Slow West explores the final days of the old frontier as a ruthlessly Darwinian Empire, where different migrant groups are crawling over one another for survival. If they’re smart and good hunters, they can even become rich by eliminating their competition. Fassbender’s Silas is a product of that world. He’s an immigrant outlaw who’s survived by claiming bounties, tricking people and taking advantage whenever he can. He’s a complete contrast to the young and naive Jay, who opens the film looking up at the stars, recounting the constellations and imagining each star shining for him as he pretends to shoot them. A dreamer and a romantic idealist, Jay embodies the sentiments of the American Dream, the hopefulness of the immigrant, in pursuit of happiness in the west. Silas, on the other hand is a product of greed and the bounty economy that has made the frontier a hunting ground for the opportunistic. He knows what life in the Wild West is like and has adapted to it to survive. But he also admires Jay’s dreamlike vision, which offers a glimpse into what the West could become if people were driven by love and care, instead of greed.

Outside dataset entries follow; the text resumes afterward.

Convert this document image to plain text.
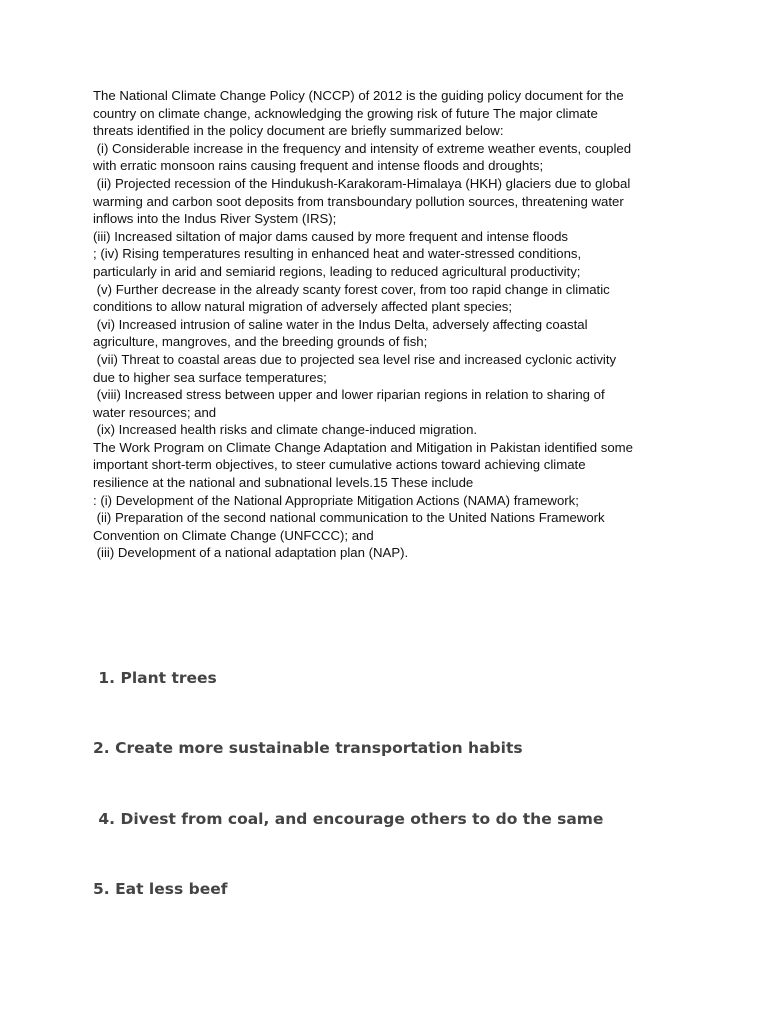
The National Climate Change Policy (NCCP) of 2012 is the guiding policy document for the
country on climate change, acknowledging the growing risk of future The major climate
threats identified in the policy document are briefly summarized below:
(i) Considerable increase in the frequency and intensity of extreme weather events, coupled
with erratic monsoon rains causing frequent and intense floods and droughts;
(ii) Projected recession of the Hindukush-Karakoram-Himalaya (HKH) glaciers due to global
warming and carbon soot deposits from transboundary pollution sources, threatening water
inflows into the Indus River System (IRS);
(iii) Increased siltation of major dams caused by more frequent and intense floods
; (iv) Rising temperatures resulting in enhanced heat and water-stressed conditions,
particularly in arid and semiarid regions, leading to reduced agricultural productivity;
(v) Further decrease in the already scanty forest cover, from too rapid change in climatic
conditions to allow natural migration of adversely affected plant species;
(vi) Increased intrusion of saline water in the Indus Delta, adversely affecting coastal
agriculture, mangroves, and the breeding grounds of fish;
(vii) Threat to coastal areas due to projected sea level rise and increased cyclonic activity
due to higher sea surface temperatures;
(viii) Increased stress between upper and lower riparian regions in relation to sharing of
water resources; and
(ix) Increased health risks and climate change-induced migration.
The Work Program on Climate Change Adaptation and Mitigation in Pakistan identified some
important short-term objectives, to steer cumulative actions toward achieving climate
resilience at the national and subnational levels.15 These include
: (i) Development of the National Appropriate Mitigation Actions (NAMA) framework;
(ii) Preparation of the second national communication to the United Nations Framework
Convention on Climate Change (UNFCCC); and
(iii) Development of a national adaptation plan (NAP).
1. Plant trees
2. Create more sustainable transportation habits
4. Divest from coal, and encourage others to do the same
5. Eat less beef
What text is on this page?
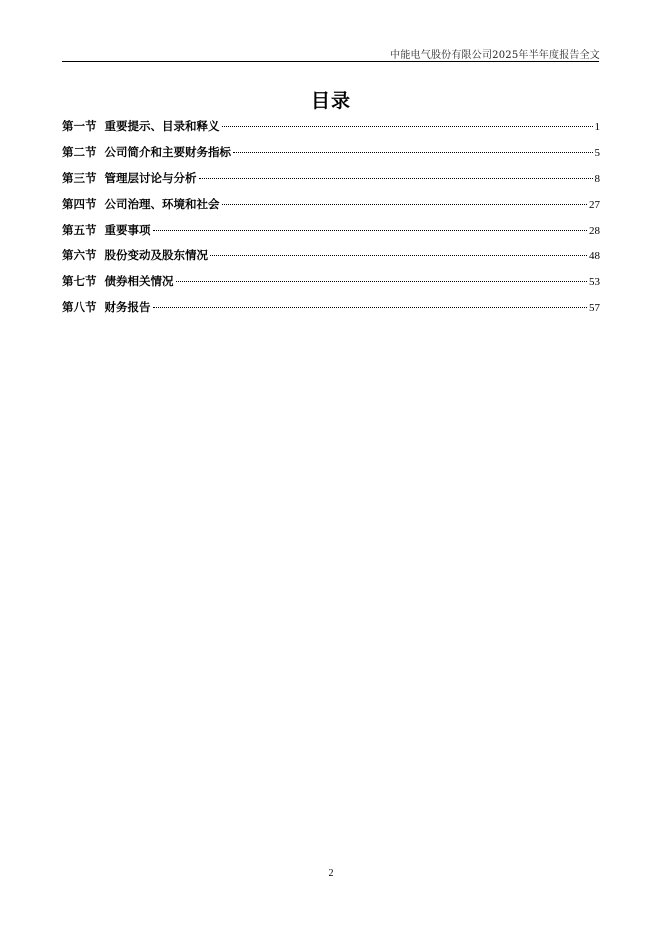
中能电气股份有限公司2025年半年度报告全文
目录
第一节 重要提示、目录和释义	1
第二节 公司简介和主要财务指标	5
第三节 管理层讨论与分析	8
第四节 公司治理、环境和社会	27
第五节 重要事项	28
第六节 股份变动及股东情况	48
第七节 债券相关情况	53
第八节 财务报告	57
2
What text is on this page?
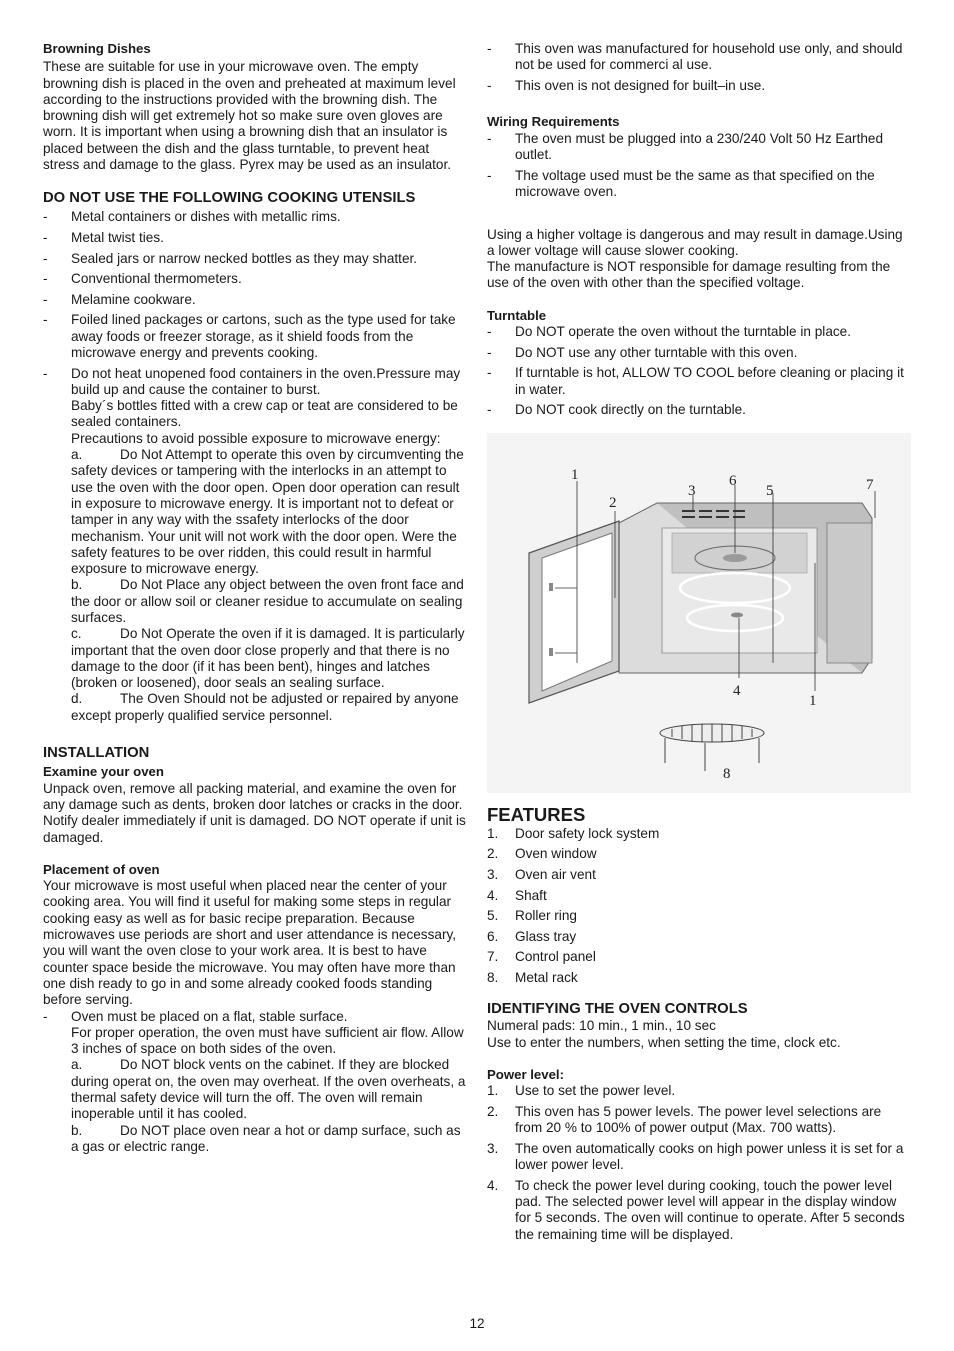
Browning Dishes

These are suitable for use in your microwave oven. The empty browning dish is placed in the oven and preheated at maximum level according to the instructions provided with the browning dish. The browning dish will get extremely hot so make sure oven gloves are worn. It is important when using a browning dish that an insulator is placed between the dish and the glass turntable, to prevent heat stress and damage to the glass. Pyrex may be used as an insulator.

DO NOT USE THE FOLLOWING COOKING UTENSILS

- Metal containers or dishes with metallic rims.
- Metal twist ties.
- Sealed jars or narrow necked bottles as they may shatter.
- Conventional thermometers.
- Melamine cookware.
- Foiled lined packages or cartons, such as the type used for take away foods or freezer storage, as it shield foods from the microwave energy and prevents cooking.
- Do not heat unopened food containers in the oven.Pressure may build up and cause the container to burst.
Baby´s bottles fitted with a crew cap or teat are considered to be sealed containers.
Precautions to avoid possible exposure to microwave energy:
a.	Do Not Attempt to operate this oven by circumventing the safety devices or tampering with the interlocks in an attempt to use the oven with the door open. Open door operation can result in exposure to microwave energy. It is important not to defeat or tamper in any way with the ssafety interlocks of the door mechanism. Your unit will not work with the door open. Were the safety features to be over ridden, this could result in harmful exposure to microwave energy.
b.	Do Not Place any object between the oven front face and the door or allow soil or cleaner residue to accumulate on sealing surfaces.
c.	Do Not Operate the oven if it is damaged. It is particularly important that the oven door close properly and that there is no damage to the door (if it has been bent), hinges and latches (broken or loosened), door seals an sealing surface.
d.	The Oven Should not be adjusted or repaired by anyone except properly qualified service personnel.

INSTALLATION

Examine your oven

Unpack oven, remove all packing material, and examine the oven for any damage such as dents, broken door latches or cracks in the door. Notify dealer immediately if unit is damaged. DO NOT operate if unit is damaged.

Placement of oven

Your microwave is most useful when placed near the center of your cooking area. You will find it useful for making some steps in regular cooking easy as well as for basic recipe preparation. Because microwaves use periods are short and user attendance is necessary, you will want the oven close to your work area. It is best to have counter space beside the microwave. You may often have more than one dish ready to go in and some already cooked foods standing before serving.

- Oven must be placed on a flat, stable surface.
For proper operation, the oven must have sufficient air flow. Allow 3 inches of space on both sides of the oven.
a.	Do NOT block vents on the cabinet. If they are blocked during operat on, the oven may overheat. If the oven overheats, a thermal safety device will turn the off. The oven will remain inoperable until it has cooled.
b.	Do NOT place oven near a hot or damp surface, such as a gas or electric range.
- This oven was manufactured for household use only, and should not be used for commerci al use.
- This oven is not designed for built–in use.

Wiring Requirements

- The oven must be plugged into a 230/240 Volt 50 Hz Earthed outlet.
- The voltage used must be the same as that specified on the microwave oven.

Using a higher voltage is dangerous and may result in damage.Using a lower voltage will cause slower cooking.

The manufacture is NOT responsible for damage resulting from the use of the oven with other than the specified voltage.

Turntable

- Do NOT operate the oven without the turntable in place.
- Do NOT use any other turntable with this oven.
- If turntable is hot, ALLOW TO COOL before cleaning or placing it in water.
- Do NOT cook directly on the turntable.
1
2
3
6
5	7
4
1
8

FEATURES

1. Door safety lock system
2. Oven window
3. Oven air vent
4. Shaft
5. Roller ring
6. Glass tray
7. Control panel
8. Metal rack

IDENTIFYING THE OVEN CONTROLS

Numeral pads: 10 min., 1 min., 10 sec

Use to enter the numbers, when setting the time, clock etc.

Power level:

1. Use to set the power level.
2. This oven has 5 power levels. The power level selections are from 20 % to 100% of power output (Max. 700 watts).
3. The oven automatically cooks on high power unless it is set for a lower power level.
4. To check the power level during cooking, touch the power level pad. The selected power level will appear in the display window for 5 seconds. The oven will continue to operate. After 5 seconds the remaining time will be displayed.
12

There’s a mischievous dark humour to Slow West that often comes out in stylistic visual flashes. At one point, Jay and Silas amusingly carry their damp clothes on an improvised washing line between their horses that ends up laughingly saving their lives from a violent native. In another moment, salt falls into a wound at the most appropriate or perhaps most inappropriate time, creating a menacingly amusing moment. It can almost be jarring, pulling you out of the action, to laugh at the irony of the situation with a visual gag. But then another gunshot fires and the film’s brilliant sound mixing pulls you right back into the action with reverberating and deafening gunshots and its ponderous folk tunes.
This is a highly enjoyable film and one that avoids the dust of its aging genre. It’s a postmodern Western that’s as current as it is historical. Poetic and stunning, with a dry humour and a haunting quality, Slow West ranks among the best in contemporary Westerns.